Yes, I suspect this is the root of the issue. There are strong economic incentives to optimize for shorter sequences that produce correct answers. It’s great that this hasn’t harmed legibility of the chain of thought yet, but this pressure will likely create use of jargon that could quickly become a human-uneeadable CoT. I see this as one of the main dangers for effectively faithful CoT. And most of the reasonable hopes for aligning LLM-based AGI that I can see route through faithful CoT.
There’s still the possibility that a fresh version of the same model will understand and be happy to correct a interpret the CoT if it’s become a unique language of thought. But that’s a lot shakier than CoT can be read by any model.
As I understand it, we don’t actually see the chain of thought here but only the final submitted solution. And I don’t think that a pressure to save tokens would apply to that.
Well, maybe there’s some transfer? Maybe habits picked up from the CoT die hard & haven’t been trained away with RLHF yet?
I’d guess it has something to do with whatever they’re using to automatically evaluate the performance in “hard-to-verify domains”. My understanding is that, during training, those entire proofs would have been the final outputs which the reward function (or whatever) would have taken in and mapped to training signals. So their shape is precisely what the training loop optimized – and if so, this shape is downstream of some peculiarities on that end, the training loop preferring/enforcing this output format.
If the AI is iterating on solutions, there is actually pressure to reduce the length of draft/candidate solutions. Then, it might be that OpenAI didn’t implement a clean up pass on the final solution (even though there wouldn’t be any real pressure to save tokens in the final clean up).
I think pressure on the final submitted solution is likely. That will encourage more insightful proofs over long monotonous case studies.
It’s a research prototype, so probably not style tuned
This is OpenAI cot style. See it in the original o1 blog post. https://openai.com/index/learning-to-reason-with-llms/
Here is a screenshot of a chain of thought from the blog post you link:
This looks different from the IMO solutions to me and doesn’t have the patterns I mentioned. E.g., the sentences are grammatically complete.
This is false. It is exactly how RLed LLMs write.
Fwiw, I’ve recently used o3 a lot for requesting proofs, and it writes very differently.
Could you give an example of an RLed LLM that writes like these examples?
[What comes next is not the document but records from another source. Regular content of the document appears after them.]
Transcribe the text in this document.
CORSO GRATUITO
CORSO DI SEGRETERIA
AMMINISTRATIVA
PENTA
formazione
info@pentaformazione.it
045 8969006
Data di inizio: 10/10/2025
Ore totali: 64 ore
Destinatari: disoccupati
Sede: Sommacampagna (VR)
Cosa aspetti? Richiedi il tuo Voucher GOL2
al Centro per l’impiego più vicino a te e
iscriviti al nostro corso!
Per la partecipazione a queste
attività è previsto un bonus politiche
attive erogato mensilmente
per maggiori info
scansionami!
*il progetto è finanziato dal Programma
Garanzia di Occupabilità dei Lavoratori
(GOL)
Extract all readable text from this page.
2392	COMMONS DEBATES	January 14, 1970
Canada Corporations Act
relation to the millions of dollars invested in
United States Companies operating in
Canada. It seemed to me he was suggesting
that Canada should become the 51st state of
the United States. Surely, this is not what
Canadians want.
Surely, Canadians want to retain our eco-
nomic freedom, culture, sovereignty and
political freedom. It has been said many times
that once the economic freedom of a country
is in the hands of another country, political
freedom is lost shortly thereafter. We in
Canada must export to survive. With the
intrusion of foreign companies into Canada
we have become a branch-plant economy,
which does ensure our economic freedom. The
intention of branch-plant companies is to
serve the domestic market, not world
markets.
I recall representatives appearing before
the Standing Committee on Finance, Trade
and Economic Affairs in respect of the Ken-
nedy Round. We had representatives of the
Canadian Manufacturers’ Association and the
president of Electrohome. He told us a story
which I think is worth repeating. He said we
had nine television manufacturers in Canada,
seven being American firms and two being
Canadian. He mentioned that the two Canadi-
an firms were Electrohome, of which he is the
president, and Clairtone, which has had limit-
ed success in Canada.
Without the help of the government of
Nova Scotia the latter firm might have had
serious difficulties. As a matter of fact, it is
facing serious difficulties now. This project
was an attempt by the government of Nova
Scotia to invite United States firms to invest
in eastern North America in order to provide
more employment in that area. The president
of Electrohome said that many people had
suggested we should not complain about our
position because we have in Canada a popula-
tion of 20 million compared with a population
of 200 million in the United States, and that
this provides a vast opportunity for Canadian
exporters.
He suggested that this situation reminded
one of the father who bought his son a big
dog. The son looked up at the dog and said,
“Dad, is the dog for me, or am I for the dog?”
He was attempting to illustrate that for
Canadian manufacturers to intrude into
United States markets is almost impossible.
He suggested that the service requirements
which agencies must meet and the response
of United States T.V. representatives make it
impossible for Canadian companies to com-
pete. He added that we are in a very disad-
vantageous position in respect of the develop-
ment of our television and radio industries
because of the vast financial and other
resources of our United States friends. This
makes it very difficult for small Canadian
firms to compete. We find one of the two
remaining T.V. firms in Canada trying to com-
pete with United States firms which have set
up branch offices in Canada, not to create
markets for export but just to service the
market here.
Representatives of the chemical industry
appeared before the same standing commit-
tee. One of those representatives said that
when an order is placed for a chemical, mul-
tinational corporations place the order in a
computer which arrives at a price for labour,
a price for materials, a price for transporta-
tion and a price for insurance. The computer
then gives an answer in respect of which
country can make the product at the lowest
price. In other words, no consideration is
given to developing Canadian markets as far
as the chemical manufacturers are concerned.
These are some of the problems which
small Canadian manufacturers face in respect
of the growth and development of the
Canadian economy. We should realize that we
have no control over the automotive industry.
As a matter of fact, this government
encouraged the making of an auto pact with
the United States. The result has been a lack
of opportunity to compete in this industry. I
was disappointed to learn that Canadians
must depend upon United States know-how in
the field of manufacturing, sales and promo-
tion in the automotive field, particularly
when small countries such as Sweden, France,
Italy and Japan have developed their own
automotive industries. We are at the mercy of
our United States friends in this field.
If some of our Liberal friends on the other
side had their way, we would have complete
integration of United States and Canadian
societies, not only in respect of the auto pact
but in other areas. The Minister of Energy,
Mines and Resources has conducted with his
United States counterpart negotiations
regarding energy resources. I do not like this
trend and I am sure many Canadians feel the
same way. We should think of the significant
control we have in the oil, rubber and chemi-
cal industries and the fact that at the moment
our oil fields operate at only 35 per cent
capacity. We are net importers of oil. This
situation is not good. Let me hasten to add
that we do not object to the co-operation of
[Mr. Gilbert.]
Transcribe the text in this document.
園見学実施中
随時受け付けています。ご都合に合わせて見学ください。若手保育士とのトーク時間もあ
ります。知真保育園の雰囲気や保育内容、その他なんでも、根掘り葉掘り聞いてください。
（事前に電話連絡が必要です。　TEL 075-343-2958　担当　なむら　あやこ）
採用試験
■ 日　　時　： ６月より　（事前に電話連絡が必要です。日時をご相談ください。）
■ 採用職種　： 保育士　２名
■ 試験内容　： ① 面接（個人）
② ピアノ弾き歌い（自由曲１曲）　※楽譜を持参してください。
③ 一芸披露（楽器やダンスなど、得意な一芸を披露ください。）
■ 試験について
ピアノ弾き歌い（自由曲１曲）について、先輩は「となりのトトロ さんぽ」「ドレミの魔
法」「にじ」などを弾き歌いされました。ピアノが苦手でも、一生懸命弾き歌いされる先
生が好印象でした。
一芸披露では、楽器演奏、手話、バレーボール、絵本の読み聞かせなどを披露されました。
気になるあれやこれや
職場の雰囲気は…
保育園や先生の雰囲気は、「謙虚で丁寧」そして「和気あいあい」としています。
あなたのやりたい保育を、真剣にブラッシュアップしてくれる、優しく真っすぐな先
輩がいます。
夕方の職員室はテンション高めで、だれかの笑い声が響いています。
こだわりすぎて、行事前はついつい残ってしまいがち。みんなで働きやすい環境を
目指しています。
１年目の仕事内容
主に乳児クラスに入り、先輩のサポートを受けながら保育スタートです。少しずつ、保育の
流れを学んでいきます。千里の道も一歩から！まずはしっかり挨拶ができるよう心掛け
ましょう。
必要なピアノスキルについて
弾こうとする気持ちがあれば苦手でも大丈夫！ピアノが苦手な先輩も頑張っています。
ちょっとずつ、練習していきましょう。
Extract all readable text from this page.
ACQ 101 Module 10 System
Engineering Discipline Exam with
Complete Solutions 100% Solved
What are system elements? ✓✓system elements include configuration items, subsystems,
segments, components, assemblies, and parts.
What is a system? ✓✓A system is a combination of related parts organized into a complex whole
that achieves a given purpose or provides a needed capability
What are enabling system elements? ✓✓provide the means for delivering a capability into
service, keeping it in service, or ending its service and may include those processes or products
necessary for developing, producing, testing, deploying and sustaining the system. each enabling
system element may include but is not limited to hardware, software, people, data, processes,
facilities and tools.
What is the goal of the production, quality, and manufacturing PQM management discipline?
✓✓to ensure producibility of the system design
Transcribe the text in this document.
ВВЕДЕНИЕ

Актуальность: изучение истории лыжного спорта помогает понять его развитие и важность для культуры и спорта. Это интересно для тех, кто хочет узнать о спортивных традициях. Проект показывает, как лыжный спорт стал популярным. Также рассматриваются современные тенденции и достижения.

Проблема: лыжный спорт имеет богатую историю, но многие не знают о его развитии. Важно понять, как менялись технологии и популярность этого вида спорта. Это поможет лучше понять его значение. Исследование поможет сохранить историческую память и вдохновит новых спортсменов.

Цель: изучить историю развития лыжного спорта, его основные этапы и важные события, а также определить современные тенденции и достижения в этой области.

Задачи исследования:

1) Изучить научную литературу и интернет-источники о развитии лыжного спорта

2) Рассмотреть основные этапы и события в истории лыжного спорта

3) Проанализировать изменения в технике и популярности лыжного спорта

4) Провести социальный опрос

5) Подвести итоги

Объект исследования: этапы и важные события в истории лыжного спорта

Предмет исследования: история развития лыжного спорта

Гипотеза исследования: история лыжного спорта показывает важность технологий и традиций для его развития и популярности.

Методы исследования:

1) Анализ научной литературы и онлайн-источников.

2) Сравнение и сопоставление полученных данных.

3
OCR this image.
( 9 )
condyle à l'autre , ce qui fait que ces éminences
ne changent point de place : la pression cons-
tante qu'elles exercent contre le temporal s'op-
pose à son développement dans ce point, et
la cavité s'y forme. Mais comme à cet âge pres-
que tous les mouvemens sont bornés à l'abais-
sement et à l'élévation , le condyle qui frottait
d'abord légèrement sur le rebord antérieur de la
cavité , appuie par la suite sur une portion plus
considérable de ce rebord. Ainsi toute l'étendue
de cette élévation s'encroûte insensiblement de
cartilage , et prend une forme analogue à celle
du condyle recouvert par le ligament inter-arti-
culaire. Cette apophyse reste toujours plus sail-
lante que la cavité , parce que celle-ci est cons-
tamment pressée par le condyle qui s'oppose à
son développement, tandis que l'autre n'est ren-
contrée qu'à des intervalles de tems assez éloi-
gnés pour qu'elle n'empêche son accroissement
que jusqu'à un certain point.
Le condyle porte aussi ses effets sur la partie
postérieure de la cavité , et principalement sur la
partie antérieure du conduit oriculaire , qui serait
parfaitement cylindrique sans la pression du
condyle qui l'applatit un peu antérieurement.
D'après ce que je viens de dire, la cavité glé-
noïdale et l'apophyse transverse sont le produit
Though I agree with Rauno’s comment that it does look like the chain of thought examples from the Baker et al. paper.
A friend runs a startup where they do a lot of RL on COT on a narrow class of tasks, she shares those with me, I can’t share that, sorry. The style is incredibly similar/immediately pattern-matched though.
I think r1 should also have a similar style in its COT.
The proofs o3 outputs are going to be different from proofs it writes as it thinks about them. This is the style RLed models think in.
Did you have access to the full o3 reasoning trace, or just the final output? The two are not the same style at all.
Only the output! I thought Mikhail was referring to the output here, as this is what we see for the IMO problems.
But as I see it now, the consensus seems to be something like “The chain of thought of new models does look like the IMO problem solutions, and if you don’t train the model to produce final answers that look nice to humans, then they will look like the chain of thought. Probably the experimental model’s answers were not yet trained to look nice”.
Is this your position? I think that’s pretty plausible.
You get the gist. I don’t think I’ve ever seen this specific style, but raw reasoning traces can end up looking even weirder.
It sounds a lot like what a human trying to tackle a difficult maths problem might mutter as they did so, without those bits trimmed out of the final product for clarity.